The needs of individuals with ASD seeking to live independently will vary greatly depending upon their strengths and challenges. As a result, Autism Speaks will be offering three prizes for three separate solutions to the Prize:
Home and residential support solutions for individuals who require 24/7 support
Home and residential support solutions for individuals who require daily support
Home and residential support solutions for individuals who require weekly support (support needed a few times per week, but not every day)
The best solution in each of these categories will receive a $50,000 USD prize. The total prize purse is $150,000 USD.
Note that the Prize includes all forms of housing and supports that could meet at least some of the requirements for people with autism. Collaboration is encouraged to create single entries that include complimentary and partial options. The Prize will be judged on best overall solutions submitted.

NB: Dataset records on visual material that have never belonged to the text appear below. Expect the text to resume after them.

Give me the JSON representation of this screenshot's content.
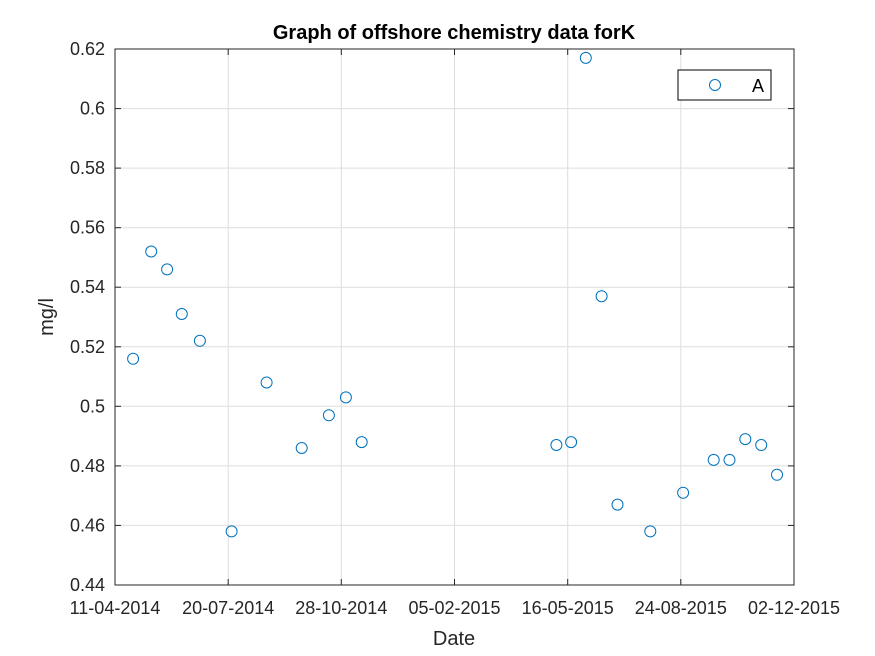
{
  "chart_data": {
    "type": "scatter",
    "title": "Graph of offshore chemistry data forK",
    "xlabel": "Date",
    "ylabel": "mg/l",
    "xlim": [
      "2014-04-11",
      "2015-12-02"
    ],
    "ylim": [
      0.44,
      0.62
    ],
    "x_tick_labels": [
      "11-04-2014",
      "20-07-2014",
      "28-10-2014",
      "05-02-2015",
      "16-05-2015",
      "24-08-2015",
      "02-12-2015"
    ],
    "x_ticks": [
      "2014-04-11",
      "2014-07-20",
      "2014-10-28",
      "2015-02-05",
      "2015-05-16",
      "2015-08-24",
      "2015-12-02"
    ],
    "y_ticks": [
      0.44,
      0.46,
      0.48,
      0.5,
      0.52,
      0.54,
      0.56,
      0.58,
      0.6,
      0.62
    ],
    "y_tick_labels": [
      "0.44",
      "0.46",
      "0.48",
      "0.5",
      "0.52",
      "0.54",
      "0.56",
      "0.58",
      "0.6",
      "0.62"
    ],
    "grid": true,
    "legend_position": "top-right",
    "marker": "open-circle",
    "series": [
      {
        "name": "A",
        "color": "#0072BD",
        "points": [
          {
            "x": "2014-04-27",
            "y": 0.516
          },
          {
            "x": "2014-05-13",
            "y": 0.552
          },
          {
            "x": "2014-05-27",
            "y": 0.546
          },
          {
            "x": "2014-06-09",
            "y": 0.531
          },
          {
            "x": "2014-06-25",
            "y": 0.522
          },
          {
            "x": "2014-07-23",
            "y": 0.458
          },
          {
            "x": "2014-08-23",
            "y": 0.508
          },
          {
            "x": "2014-09-23",
            "y": 0.486
          },
          {
            "x": "2014-10-17",
            "y": 0.497
          },
          {
            "x": "2014-11-01",
            "y": 0.503
          },
          {
            "x": "2014-11-15",
            "y": 0.488
          },
          {
            "x": "2015-05-06",
            "y": 0.487
          },
          {
            "x": "2015-05-19",
            "y": 0.488
          },
          {
            "x": "2015-06-01",
            "y": 0.617
          },
          {
            "x": "2015-06-15",
            "y": 0.537
          },
          {
            "x": "2015-06-29",
            "y": 0.467
          },
          {
            "x": "2015-07-28",
            "y": 0.458
          },
          {
            "x": "2015-08-26",
            "y": 0.471
          },
          {
            "x": "2015-09-22",
            "y": 0.482
          },
          {
            "x": "2015-10-06",
            "y": 0.482
          },
          {
            "x": "2015-10-20",
            "y": 0.489
          },
          {
            "x": "2015-11-03",
            "y": 0.487
          },
          {
            "x": "2015-11-17",
            "y": 0.477
          }
        ]
      }
    ]
  }
}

The judging panel will be looking for belief-busting ideas that are resourceful, inspiring, simple, collaborative, and/or transformative. These alternatives are intended to be implemented as a pilot program, evaluated, then adjusted or improved upon, but submissions for this Prize need only be innovative solutions in idea form; nothing needs to be built or implemented in order to qualify for the Prize.
Submission
The competition is your canvas. Entrants may submit written proposals, photos, drawings, comparative examples, business plan outlines, and/or other digital media. For each entry you make, there is a limit of 10 pages of text, not including supporting materials. Paper size must be 8.5 by 11 inches. Minimum margins are one inch. Font must be minimum 12 pt, single-spaced (text in tables and figures may be as small as 9 pt). Entries must be submitted in the form of a single PDF document (10 MB maximum). Embedded hyperlinks to external content, such as videos or animations (maximum two minutes duration recommended) are allowed, however, there is no guarantee that judges will view external content.
Entrants are asked to focus their submission only on the proposed solution, rather than providing background on autism. Judges will assess the quality and viability of each entry based on these criteria: Clear, Concise, and Compelling.